Penelitian ini menunjukkan bahwa kelembagaan adat Kedamangan berdasarkan indikator yang dikembangkan Ostrom memenuhi syarat sebagai kelembagaan yang kuat.Kelembagaan ini mendapatkan legitimasi dari masyarakat setempat. Legitimasi masyarakat akan meningkatkan kepatuhan mereka terhadap aturan sehingga kelembagaan dapat ditegakkan secara efektif.
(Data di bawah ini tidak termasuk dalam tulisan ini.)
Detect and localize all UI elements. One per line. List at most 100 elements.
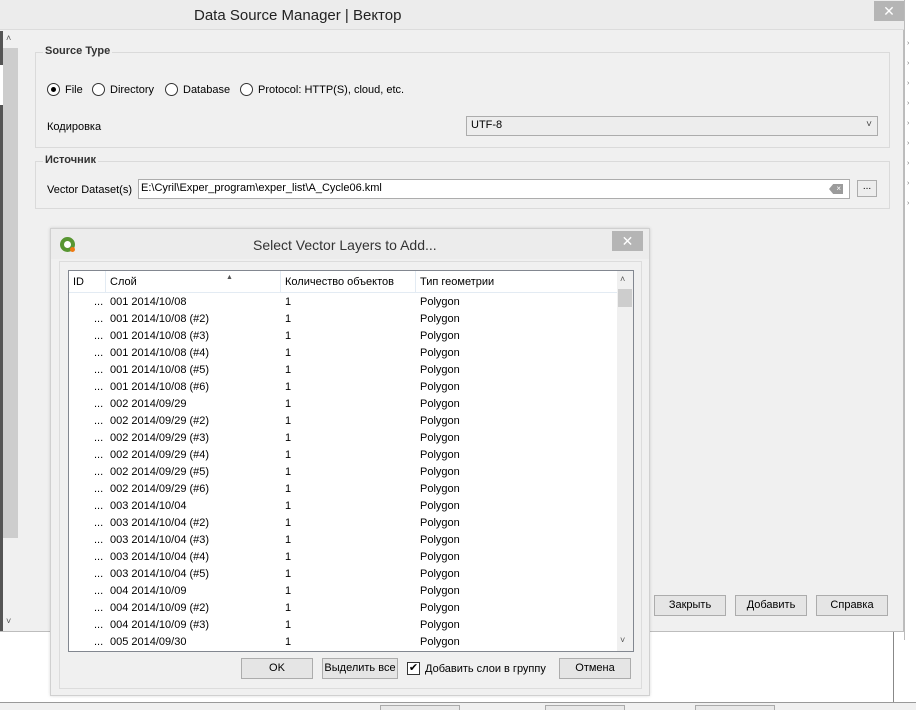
table-row[interactable]: ... 003 2014/10/04 (#4) 1 Polygon [69, 549, 617, 566]
cell-id: ... [94, 347, 104, 359]
cell-geometry: Polygon [420, 449, 460, 461]
background-tab[interactable] [545, 705, 625, 710]
radio-database[interactable]: Database [165, 83, 230, 96]
chevron-down-icon: ˅ [866, 119, 872, 130]
browse-button[interactable]: ... [857, 180, 877, 197]
add-button[interactable]: Добавить [735, 595, 807, 616]
cell-count: 1 [285, 602, 292, 614]
radio-file[interactable]: File [47, 83, 83, 96]
ok-button[interactable]: OK [241, 658, 313, 679]
table-row[interactable]: ... 001 2014/10/08 (#2) 1 Polygon [69, 311, 617, 328]
cell-geometry: Polygon [420, 381, 460, 393]
table-row[interactable]: ... 003 2014/10/04 (#3) 1 Polygon [69, 532, 617, 549]
background-tab[interactable] [380, 705, 460, 710]
cell-id: ... [94, 313, 104, 325]
radio-icon[interactable] [165, 83, 178, 96]
cell-count: 1 [285, 449, 292, 461]
scrollbar-thumb[interactable] [3, 48, 18, 538]
vertical-scrollbar[interactable]: ˄ ˅ [0, 31, 20, 631]
table-row[interactable]: ... 002 2014/09/29 (#4) 1 Polygon [69, 447, 617, 464]
cell-geometry: Polygon [420, 347, 460, 359]
cell-layer: 005 2014/09/30 [110, 636, 187, 648]
cell-layer: 001 2014/10/08 [110, 296, 187, 308]
table-row[interactable]: ... 004 2014/10/09 (#2) 1 Polygon [69, 600, 617, 617]
table-row[interactable]: ... 003 2014/10/04 1 Polygon [69, 498, 617, 515]
table-row[interactable]: ... 004 2014/10/09 1 Polygon [69, 583, 617, 600]
table-row[interactable]: ... 003 2014/10/04 (#5) 1 Polygon [69, 566, 617, 583]
table-row[interactable]: ... 001 2014/10/08 (#6) 1 Polygon [69, 379, 617, 396]
radio-protocol[interactable]: Protocol: HTTP(S), cloud, etc. [240, 83, 404, 96]
cell-count: 1 [285, 398, 292, 410]
scroll-up-icon[interactable]: ˄ [620, 274, 625, 284]
cell-geometry: Polygon [420, 466, 460, 478]
table-row[interactable]: ... 002 2014/09/29 (#2) 1 Polygon [69, 413, 617, 430]
background-layer-tree-edge: › › › › › › › › › [904, 0, 916, 640]
cell-layer: 002 2014/09/29 (#4) [110, 449, 210, 461]
table-body: ... 001 2014/10/08 1 Polygon... 001 2014/10/… [69, 294, 617, 651]
table-row[interactable]: ... 005 2014/09/30 1 Polygon [69, 634, 617, 651]
cell-id: ... [94, 534, 104, 546]
cell-id: ... [94, 517, 104, 529]
cell-id: ... [94, 398, 104, 410]
cell-geometry: Polygon [420, 296, 460, 308]
scrollbar-thumb[interactable] [618, 289, 632, 307]
table-row[interactable]: ... 004 2014/10/09 (#3) 1 Polygon [69, 617, 617, 634]
table-row[interactable]: ... 002 2014/09/29 (#3) 1 Polygon [69, 430, 617, 447]
vector-dataset-input[interactable]: E:\Cyril\Exper_program\exper_list\A_Cycl… [138, 179, 850, 199]
encoding-select[interactable]: UTF-8 ˅ [466, 116, 878, 136]
vertical-scrollbar[interactable]: ˄ ˅ [617, 271, 633, 651]
cell-layer: 003 2014/10/04 (#2) [110, 517, 210, 529]
dialog-title: Select Vector Layers to Add... [253, 237, 437, 253]
cell-count: 1 [285, 534, 292, 546]
background-tab[interactable] [695, 705, 775, 710]
table-row[interactable]: ... 002 2014/09/29 1 Polygon [69, 396, 617, 413]
scroll-down-icon[interactable]: ˅ [620, 635, 625, 645]
radio-label: Protocol: HTTP(S), cloud, etc. [258, 83, 405, 96]
column-header-id[interactable]: ID [69, 271, 106, 293]
add-to-group-checkbox[interactable]: ✔ Добавить слои в группу [407, 662, 546, 675]
scroll-up-icon[interactable]: ˄ [6, 33, 11, 43]
column-header-geometry[interactable]: Тип геометрии [416, 271, 617, 293]
radio-icon[interactable] [240, 83, 253, 96]
close-icon[interactable]: ✕ [874, 1, 904, 21]
cell-geometry: Polygon [420, 364, 460, 376]
radio-selected-icon[interactable] [47, 83, 60, 96]
cell-geometry: Polygon [420, 483, 460, 495]
radio-label: Directory [110, 83, 155, 96]
select-all-button[interactable]: Выделить все [322, 658, 398, 679]
cancel-button[interactable]: Отмена [559, 658, 631, 679]
radio-icon[interactable] [92, 83, 105, 96]
cell-layer: 004 2014/10/09 (#3) [110, 619, 210, 631]
close-icon[interactable]: ✕ [612, 231, 643, 251]
table-row[interactable]: ... 002 2014/09/29 (#5) 1 Polygon [69, 464, 617, 481]
cell-id: ... [94, 636, 104, 648]
title-bar: Select Vector Layers to Add... ✕ [51, 229, 649, 259]
table-row[interactable]: ... 001 2014/10/08 1 Polygon [69, 294, 617, 311]
close-button[interactable]: Закрыть [654, 595, 726, 616]
scroll-down-icon[interactable]: ˅ [6, 616, 11, 626]
column-header-count[interactable]: Количество объектов [281, 271, 416, 293]
cell-count: 1 [285, 313, 292, 325]
column-header-layer[interactable]: ▲ Слой [106, 271, 281, 293]
cell-geometry: Polygon [420, 500, 460, 512]
table-row[interactable]: ... 001 2014/10/08 (#4) 1 Polygon [69, 345, 617, 362]
cell-geometry: Polygon [420, 551, 460, 563]
table-row[interactable]: ... 001 2014/10/08 (#3) 1 Polygon [69, 328, 617, 345]
checkbox-label: Добавить слои в группу [425, 662, 546, 675]
clear-icon[interactable]: × [829, 184, 843, 194]
vector-dataset-value: E:\Cyril\Exper_program\exper_list\A_Cycl… [141, 182, 382, 194]
cell-count: 1 [285, 585, 292, 597]
cell-layer: 002 2014/09/29 [110, 398, 187, 410]
table-row[interactable]: ... 002 2014/09/29 (#6) 1 Polygon [69, 481, 617, 498]
cell-id: ... [94, 619, 104, 631]
vector-dataset-label: Vector Dataset(s) [47, 184, 132, 196]
radio-directory[interactable]: Directory [92, 83, 154, 96]
title-bar: Data Source Manager | Вектор ✕ [0, 0, 904, 30]
layers-table: ID ▲ Слой Количество объектов Тип геомет… [68, 270, 634, 652]
table-row[interactable]: ... 003 2014/10/04 (#2) 1 Polygon [69, 515, 617, 532]
check-mark-icon[interactable]: ✔ [407, 662, 420, 675]
table-row[interactable]: ... 001 2014/10/08 (#5) 1 Polygon [69, 362, 617, 379]
help-button[interactable]: Справка [816, 595, 888, 616]
cell-id: ... [94, 568, 104, 580]
sort-ascending-icon: ▲ [226, 274, 233, 281]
Selain itu,

pemanfaatan sumberdaya TNS oleh masyarakat setempat yang berbasis kelembagaan adat Kedamangan mempunyai tiga dimensi baik dimensi kultural- kognitif, regulatif, dan normatif yang merupakan pilar kelembagaan seperti yang telah diuraikan diatas.Ketiga dimensi ini menurut Satria (2009:14) merupakan karakteristik pengelolaan sumberdaya alam yang berbasis masyarakat.Pertama, dimensi normatif. Dimensi ini berisi sistem nilai yang menjadi dasar bagi proses pengelolaan sumberdaya alam. Kedua, dimensi regulatif, yang berisi tata pengelolaan sumberdaya alam.Ketiga, dimensi kognitif, yang berisi teknik pengelolaan dan pengetahuan lokal.Ketiga dimensi ini saling terkait. Dimensi normatif akan mempengaruhi dimensi regulatif yang berisi tata aturan dalam pengelolaan sumberdaya alam. Tata aturan tersebut dibuat berdasarkan sistem pengetahuan lokal yang dimiliki masyarakat yang merupakan dimensi kognitif.